152 There is no inconsistency between ss 27(3) of the Livestock Act and s 19 of the ALRA. Section 19 governs the creation of estates or interests in Aboriginal land, not the validity of Northern Territory laws authorising entry for an identified specific and limited purpose.
The interaction between ss 70(1) and 27
153 Next, Yalpirakinu submits that the ALRA provides for a stringent regime regulating access to Aboriginal land. It refers to s 70(1) which creates an offence for entering Aboriginal land without consent, subject only to specific exceptions in ss 70A-70G. As part of that submission, Yalpirakinu submits that the exception to the prohibition in s 70 involves some kind of prior consent and that absent that consent, s 27(3) is inconsistent with the ALRA.

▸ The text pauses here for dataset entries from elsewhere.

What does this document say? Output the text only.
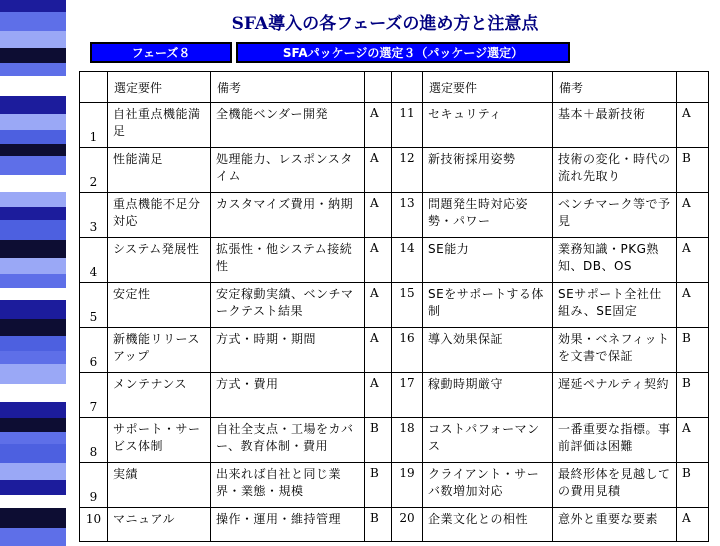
SFA導入の各フェーズの進め方と注意点
フェーズ８	SFAパッケージの選定３（パッケージ選定）
	選定要件	備考			選定要件	備考	
1	自社重点機能満足	全機能ベンダー開発	A	11	セキュリティ	基本＋最新技術	A
2	性能満足	処理能力、レスポンスタイム	A	12	新技術採用姿勢	技術の変化・時代の流れ先取り	B
3	重点機能不足分対応	カスタマイズ費用・納期	A	13	問題発生時対応姿勢・パワー	ベンチマーク等で予見	A
4	システム発展性	拡張性・他システム接続性	A	14	SE能力	業務知識・PKG熟知、DB、OS	A
5	安定性	安定稼動実績、ベンチマークテスト結果	A	15	SEをサポートする体制	SEサポート全社仕組み、SE固定	A
6	新機能リリースアップ	方式・時期・期間	A	16	導入効果保証	効果・ベネフィットを文書で保証	B
7	メンテナンス	方式・費用	A	17	稼動時期厳守	遅延ペナルティ契約	B
8	サポート・サービス体制	自社全支点・工場をカバー、教育体制・費用	B	18	コストパフォーマンス	一番重要な指標。事前評価は困難	A
9	実績	出来れば自社と同じ業界・業態・規模	B	19	クライアント・サーバ数増加対応	最終形体を見越しての費用見積	B
10	マニュアル	操作・運用・維持管理	B	20	企業文化との相性	意外と重要な要素	A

154 The Attorney-General submits that s 70 is as part of the broader statutory balance struck by the ALRA. The Commonwealth Parliament provided for Northern Territory laws to authorise and regulate entry on Aboriginal land. The Attorney-General submits the ALRA does not require that entry to Aboriginal land under a Northern Territory law be subject to consent from Land Trusts, Land Councils or Aboriginal persons and that the omission of such a requirement indicates that Parliament did not intend to limit the legislative power of the Northern Territory in such a manner.
155 The Attorney-General submits further that there is no relevant inconsistency between ss 27(3) and 70 of the ALRA because s 70 is not a complete code governing entry to Aboriginal land, and s 27(3) does not conflict with any express prohibition under it. The Attorney-General submits still further that s 27(3) does not authorise entry to or remaining on a sacred site within the meaning of the ALRA, consistent with the protections under s 69 of the ALRA.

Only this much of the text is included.